While cost effective, the current single-supplier WIC contract mechanism may make the U.S. infant formula market more fragile. 

That is:

While this system has greatly expanded the number of WIC recipients (with attendant benefits of improved infant and maternal health), the inherent risks of state-by-state concentration became apparent during recent supply disruptions.

That all seems straightforward. It’s a clear account of the WIC program, and there’s also a useful discussion of the role of FDA regulations. And suggesting that there are tradeoffs to be considered seems right. As the report further notes:  

Policymakers may want to consider that state single-supplier WIC contracts are contributing to high levels of concentration at the state level, which can leave states extremely vulnerable to supply disruptions.

Indeed, policymakers might want to consider such things. Still, it’s a very broad first step. Is there anything constructive to say about building a better policy? What is one (or one government, or each of 50 states, plus the District of Columbia) to do? Or, more in the FTC’s wheelhouse, what might antitrust enforcers do, if anything?  

Over the last few years, the American people have repeatedly been reminded that neglecting to invest in the resilience of our manufacturing capacity, supply chains, distribution networks, and transportation networks can render us highly susceptible to large-scale supply disruptions and shortages.

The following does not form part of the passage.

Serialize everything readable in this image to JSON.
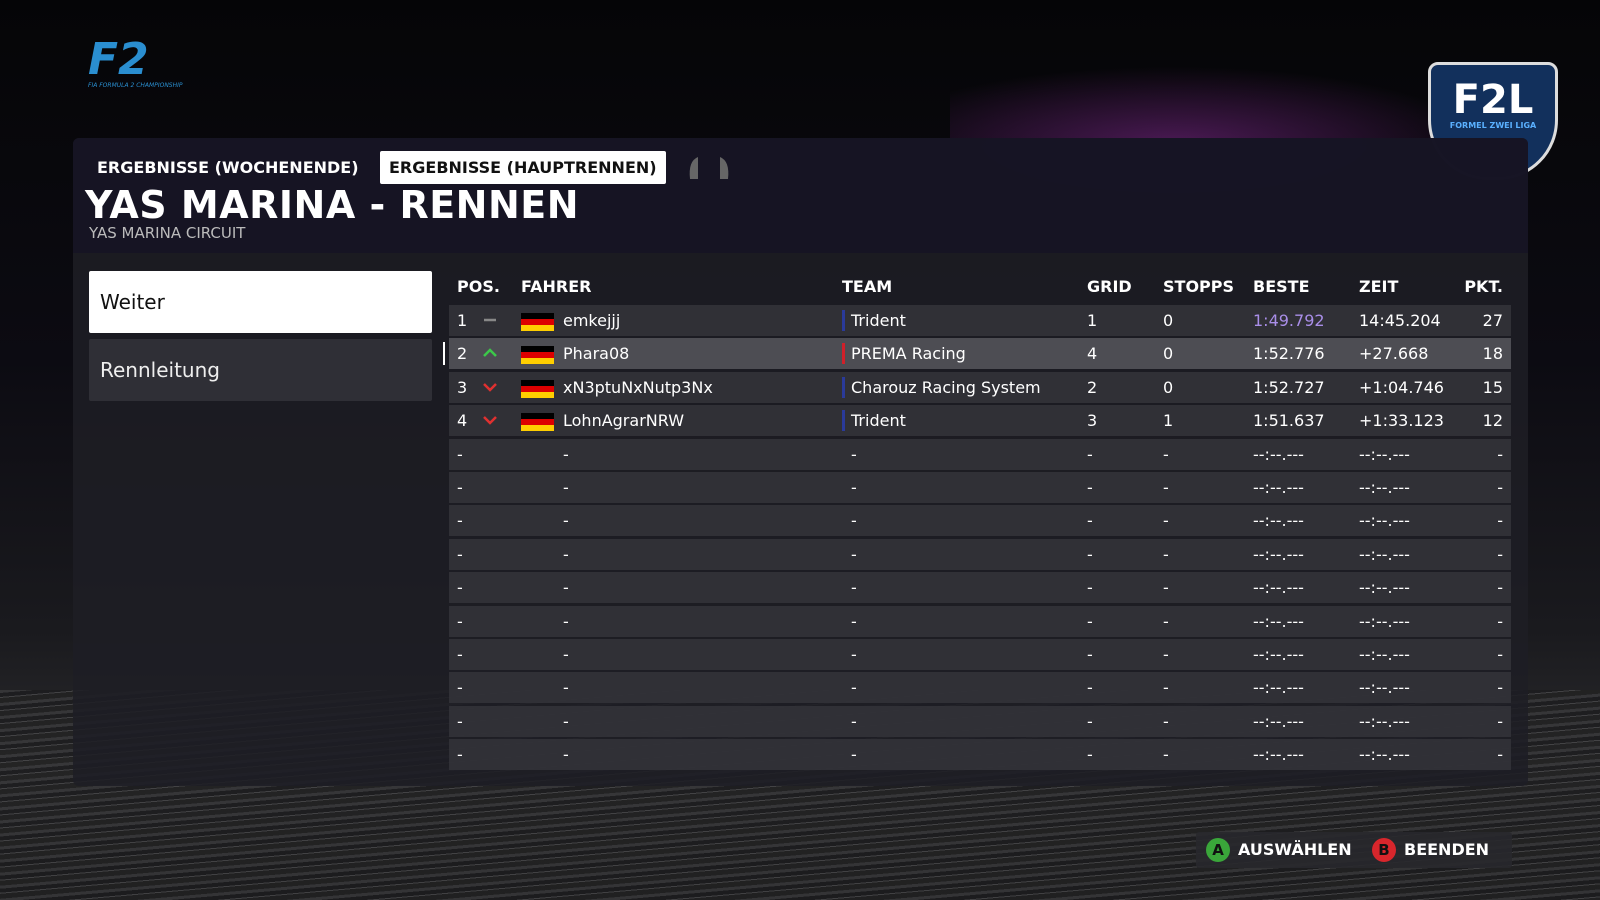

Policies and programs relating to infant formula should be assessed with an eye towards promoting resilience so that when contaminant outbreaks, natural disasters, or other incidents occur, our markets are less susceptible to wide-scale shocks and large-scale supply disruptions.

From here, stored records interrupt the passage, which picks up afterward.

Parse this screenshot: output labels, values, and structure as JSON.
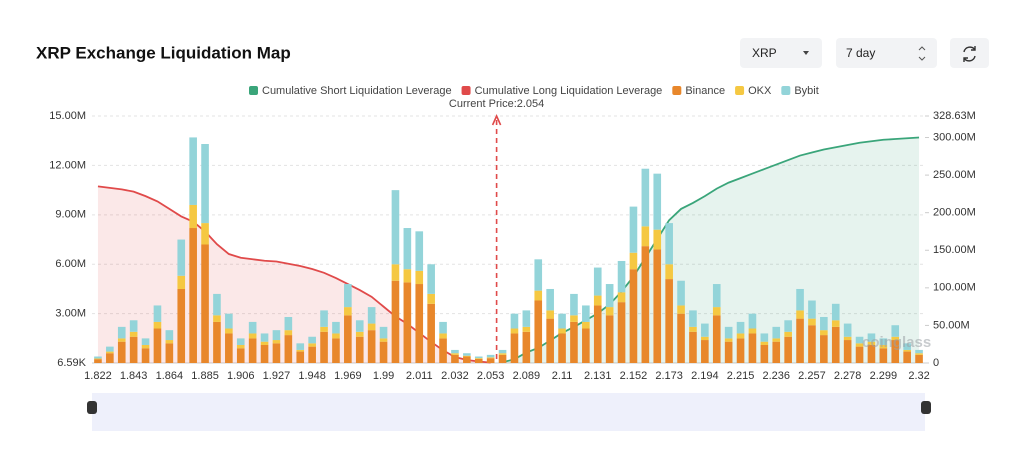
{
  "controls": {
    "symbol": "XRP",
    "period": "7 day"
  },
  "chart_data": {
    "type": "bar",
    "title": "XRP Exchange Liquidation Map",
    "annotation": "Current Price:2.054",
    "watermark": "coinglass",
    "grid": true,
    "categories": [
      "1.822",
      null,
      null,
      "1.843",
      null,
      null,
      "1.864",
      null,
      null,
      "1.885",
      null,
      null,
      "1.906",
      null,
      null,
      "1.927",
      null,
      null,
      "1.948",
      null,
      null,
      "1.969",
      null,
      null,
      "1.99",
      null,
      null,
      "2.011",
      null,
      null,
      "2.032",
      null,
      null,
      "2.053",
      null,
      null,
      "2.089",
      null,
      null,
      "2.11",
      null,
      null,
      "2.131",
      null,
      null,
      "2.152",
      null,
      null,
      "2.173",
      null,
      null,
      "2.194",
      null,
      null,
      "2.215",
      null,
      null,
      "2.236",
      null,
      null,
      "2.257",
      null,
      null,
      "2.278",
      null,
      null,
      "2.299",
      null,
      null,
      "2.32"
    ],
    "ylim": [
      0.00659,
      15
    ],
    "yticks": [
      {
        "value": 0.00659,
        "label": "6.59K"
      },
      {
        "value": 3,
        "label": "3.00M"
      },
      {
        "value": 6,
        "label": "6.00M"
      },
      {
        "value": 9,
        "label": "9.00M"
      },
      {
        "value": 12,
        "label": "12.00M"
      },
      {
        "value": 15,
        "label": "15.00M"
      }
    ],
    "y2lim": [
      0,
      328.63
    ],
    "y2ticks": [
      0,
      {
        "value": 50,
        "label": "50.00M"
      },
      {
        "value": 100,
        "label": "100.00M"
      },
      {
        "value": 150,
        "label": "150.00M"
      },
      {
        "value": 200,
        "label": "200.00M"
      },
      {
        "value": 250,
        "label": "250.00M"
      },
      {
        "value": 300,
        "label": "300.00M"
      },
      {
        "value": 328.63,
        "label": "328.63M"
      }
    ],
    "series": [
      {
        "name": "Cumulative Short Liquidation Leverage",
        "type": "line",
        "axis": "y2",
        "color": "#3aa57a",
        "values": [
          null,
          null,
          null,
          null,
          null,
          null,
          null,
          null,
          null,
          null,
          null,
          null,
          null,
          null,
          null,
          null,
          null,
          null,
          null,
          null,
          null,
          null,
          null,
          null,
          null,
          null,
          null,
          null,
          null,
          null,
          null,
          null,
          null,
          null,
          1,
          5,
          14,
          20,
          30,
          40,
          48,
          57,
          66,
          78,
          95,
          115,
          140,
          165,
          190,
          205,
          213,
          222,
          232,
          240,
          246,
          252,
          258,
          264,
          270,
          276,
          280,
          284,
          287,
          290,
          293,
          295,
          297,
          298,
          299,
          300
        ]
      },
      {
        "name": "Cumulative Long Liquidation Leverage",
        "type": "line",
        "axis": "y2",
        "color": "#e04a4a",
        "values": [
          235,
          233,
          231,
          228,
          222,
          215,
          205,
          195,
          188,
          175,
          158,
          145,
          140,
          138,
          136,
          135,
          132,
          129,
          125,
          120,
          113,
          105,
          97,
          88,
          75,
          62,
          52,
          40,
          28,
          17,
          8,
          4,
          2,
          0.5,
          null,
          null,
          null,
          null,
          null,
          null,
          null,
          null,
          null,
          null,
          null,
          null,
          null,
          null,
          null,
          null,
          null,
          null,
          null,
          null,
          null,
          null,
          null,
          null,
          null,
          null,
          null,
          null,
          null,
          null,
          null,
          null,
          null,
          null,
          null,
          null
        ]
      },
      {
        "name": "Binance",
        "type": "bar",
        "color": "#e8872b",
        "values": [
          0.24,
          0.6,
          1.3,
          1.6,
          0.9,
          2.1,
          1.2,
          4.5,
          8.2,
          7.2,
          2.5,
          1.8,
          0.9,
          1.5,
          1.1,
          1.2,
          1.7,
          0.7,
          1.0,
          1.9,
          1.5,
          2.9,
          1.6,
          2.0,
          1.3,
          5.0,
          4.9,
          4.8,
          3.6,
          1.5,
          0.5,
          0.4,
          0.25,
          0.3,
          0.5,
          1.8,
          1.9,
          3.8,
          2.7,
          1.8,
          2.5,
          2.1,
          3.5,
          2.9,
          3.7,
          5.7,
          7.1,
          6.9,
          5.1,
          3.0,
          1.9,
          1.4,
          2.9,
          1.3,
          1.5,
          1.8,
          1.1,
          1.3,
          1.6,
          2.7,
          2.3,
          1.7,
          2.2,
          1.4,
          1.0,
          1.1,
          0.9,
          1.4,
          0.7,
          0.5
        ]
      },
      {
        "name": "OKX",
        "type": "bar",
        "color": "#f5c842",
        "values": [
          0.04,
          0.1,
          0.2,
          0.3,
          0.2,
          0.4,
          0.2,
          0.8,
          1.4,
          1.3,
          0.4,
          0.3,
          0.2,
          0.3,
          0.2,
          0.2,
          0.3,
          0.1,
          0.2,
          0.3,
          0.3,
          0.5,
          0.3,
          0.4,
          0.2,
          1.0,
          0.8,
          0.8,
          0.6,
          0.3,
          0.1,
          0.05,
          0.05,
          0.05,
          0.1,
          0.3,
          0.3,
          0.6,
          0.5,
          0.3,
          0.4,
          0.4,
          0.6,
          0.5,
          0.6,
          1.0,
          1.2,
          1.2,
          0.9,
          0.5,
          0.3,
          0.2,
          0.5,
          0.2,
          0.3,
          0.3,
          0.2,
          0.2,
          0.3,
          0.5,
          0.4,
          0.3,
          0.4,
          0.2,
          0.2,
          0.2,
          0.2,
          0.2,
          0.1,
          0.1
        ]
      },
      {
        "name": "Bybit",
        "type": "bar",
        "color": "#93d4d9",
        "values": [
          0.12,
          0.3,
          0.7,
          0.7,
          0.4,
          1.0,
          0.6,
          2.2,
          4.1,
          4.8,
          1.3,
          0.9,
          0.4,
          0.7,
          0.5,
          0.6,
          0.8,
          0.4,
          0.4,
          1.0,
          0.7,
          1.4,
          0.7,
          1.0,
          0.7,
          4.5,
          2.5,
          2.4,
          1.8,
          0.7,
          0.2,
          0.15,
          0.1,
          0.15,
          0.2,
          0.9,
          1.0,
          1.9,
          1.3,
          0.9,
          1.3,
          1.0,
          1.7,
          1.4,
          1.9,
          2.8,
          3.5,
          3.4,
          2.5,
          1.5,
          1.0,
          0.8,
          1.4,
          0.7,
          0.7,
          0.9,
          0.5,
          0.7,
          0.7,
          1.3,
          1.1,
          0.8,
          1.0,
          0.8,
          0.4,
          0.5,
          0.4,
          0.7,
          0.4,
          0.2
        ]
      }
    ]
  }
}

Well, now they’ve lost me. Are they talking about public investment? Private? By whom and how much, and how directed? 

It all seems a little scolding. You American people have been warned repeatedly, but did you listen? Not well enough, apparently. As one of the American people, I am duly chastened. But I’m not entirely clear on how I—or We the People—should make amends. 

The WIC program has found a way to enable huge rebates which, in turn, have enabled greater access to infant formula. But it’s not an unalloyed good. And various regulatory barriers to entry have been erected under health and safety rationales. But they too are not unalloyed goods. Or free. And the tradeoffs that always matter might matter a very great deal under extreme circumstances. 

What sort of expertise is the commission bringing to bear on this matter?  It would seem plain that the FTC does not like the balance of tradeoffs struck by Congress, the agencies, and the states. But then again, an accompanying statement from Commissioner Rebecca Kelly Slaughter—joined by Chair Khan and Commissioner Alvaro M. Bedoya—disabuses me of that notion:

We unequivocally support the mission of the Special Supplemental Nutrition Program for Women, Infants, and Children program (“WIC Program” or “WIC”). It is essential.

Well, maybe that’s unequivocal support for the mission, but very equivocal support for the way in which it’s been executed. Still, parts of the report really do seem useful. And no intervention means no botched intervention. So there’s that.